“È una vergogna che Washington, il donor principale nella battaglia contro Ebola, sia diplomaticamente estranea a l’Avana, il più coraggioso contributore. In questo caso, lo scisma ha conseguenze di vita o di morte, poiché gli ufficiali americani e cubani non sono attrezzati per coordinare gli sforzi globali ad alto livello. Ciò dovrebbe servire come urgente promemoria all’amministrazione Obama che i benefici provenienti dal ristabilire rapidamente le relazioni diplomatiche con Cuba sopravanzano di gran lunga gli svantaggi”.
Chi parla non è un pericoloso rivoluzionario, né un nostalgico del comunismo novecentesco. Queste parole sono apparse in un editoriale del New York Times, dal titolo “L’impressionante ruolo di Cuba su ebola“.
Solo pochi giorni fa Fidel Castro in persona aveva annunciato su Granma, l’organo ufficiale d’informazione, l’invio di altri 300 tra medici e infermieri in Guinea e Liberia, oltre ai 165 già presenti in Sierra Leone. Con questo impegno Cuba è di gran lunga il paese con il più cospicuo intervento sanitario diretto nelle regioni flagellate da Ebola, mentre tutti gli altri si limitano a invio di fondi e materiale sanitario.
E ciò, nonostante l’isola caraibica sia da decenni sotto un soffocante embargo e la sua popolazione viva in una povertà dignitosa ma implacabile. Del resto, la sanità cubana è rinomata, tanto che sono molti i capi di stato e i personaggi illustri latinoamericani che negli anni si sono recati a L’Avana per usufruire delle cure di cui necessitavano, da Maradona a Hugo Chavez. E – qualunque cosa si pensi della rivoluzione cubana – resta vero che la popolazione ha accesso universale e gratuito alle cure. I medici cubani sono spesso in prima linea negli interventi di emergenza anche all’estero (dall’uragano Katrina del 2005 all’epidemia di colera che nel 2010 colpì Haiti dopo il terremoto), ma la pandemia in corso supera di gran lunga le sfide passate.

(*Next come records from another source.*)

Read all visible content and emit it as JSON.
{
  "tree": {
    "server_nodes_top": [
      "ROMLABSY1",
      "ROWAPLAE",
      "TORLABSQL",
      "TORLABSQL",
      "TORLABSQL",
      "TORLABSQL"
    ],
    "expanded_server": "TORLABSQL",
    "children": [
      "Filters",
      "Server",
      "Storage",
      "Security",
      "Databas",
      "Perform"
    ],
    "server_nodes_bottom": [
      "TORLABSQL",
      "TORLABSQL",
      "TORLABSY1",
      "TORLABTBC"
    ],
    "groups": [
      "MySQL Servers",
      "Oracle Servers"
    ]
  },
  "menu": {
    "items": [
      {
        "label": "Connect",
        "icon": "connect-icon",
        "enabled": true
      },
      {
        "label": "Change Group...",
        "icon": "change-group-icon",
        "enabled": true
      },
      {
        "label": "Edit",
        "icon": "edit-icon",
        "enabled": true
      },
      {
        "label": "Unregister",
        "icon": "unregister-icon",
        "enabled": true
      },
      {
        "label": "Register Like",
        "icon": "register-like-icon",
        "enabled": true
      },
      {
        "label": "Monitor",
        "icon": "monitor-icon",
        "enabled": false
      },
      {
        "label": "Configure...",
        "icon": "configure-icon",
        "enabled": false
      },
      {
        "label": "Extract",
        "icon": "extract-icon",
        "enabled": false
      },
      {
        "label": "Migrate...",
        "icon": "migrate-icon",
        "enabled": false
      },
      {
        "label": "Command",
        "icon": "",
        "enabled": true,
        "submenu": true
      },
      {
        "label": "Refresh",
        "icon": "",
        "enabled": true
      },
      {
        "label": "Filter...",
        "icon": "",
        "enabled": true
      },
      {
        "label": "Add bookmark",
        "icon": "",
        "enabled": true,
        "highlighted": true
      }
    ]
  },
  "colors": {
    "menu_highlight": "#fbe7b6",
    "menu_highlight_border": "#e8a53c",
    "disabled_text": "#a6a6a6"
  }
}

È per questo che l’editoriale del New York Times si spinge a chiedere che gli operatori sanitari cubani che venissero infettati dal virus abbiano accesso al centro di trattamento appositamente costruito dal Pentagono a Monrovia, capitale della Liberia, e anche agli aerei attrezzati per l’evacuazione, proprio perché il rischio che consapevolmente queste persone si assumono va a vantaggio di tutta la comunità internazionale.
Ed è per questo che l’editoriale del quotidiano statunitense conclude richiamando proprio le parole pronunciate da Fidel pochi giorni fa, che invitava Stati Uniti e Cuba a mettere da parte le differenze, almeno temporaneamente, per combattere l’epidemia mortale. “Ha assolutamente ragione”, conclude lapidario il New York Times.
Chissà se queste parole ardite saranno ascoltate. Chissà se l’amministrazione Obama offrirà assistenza ai medici cubani. Chissà se davvero ciò comporterà una ripresa delle relazioni diplomatiche fra i due paesi e la fine dell’embargo che strangola l’isola dal 1960 e che sempre più spesso viene messo in discussione all’interno e all’esterno degli Stati Uniti, come un residuo di un passato ormai sepolto. Ecco, se accadesse tutto ciò, al micidiale killer Ebola sarebbe riuscito un miracolo che nessun altro finora è stato capace di compiere.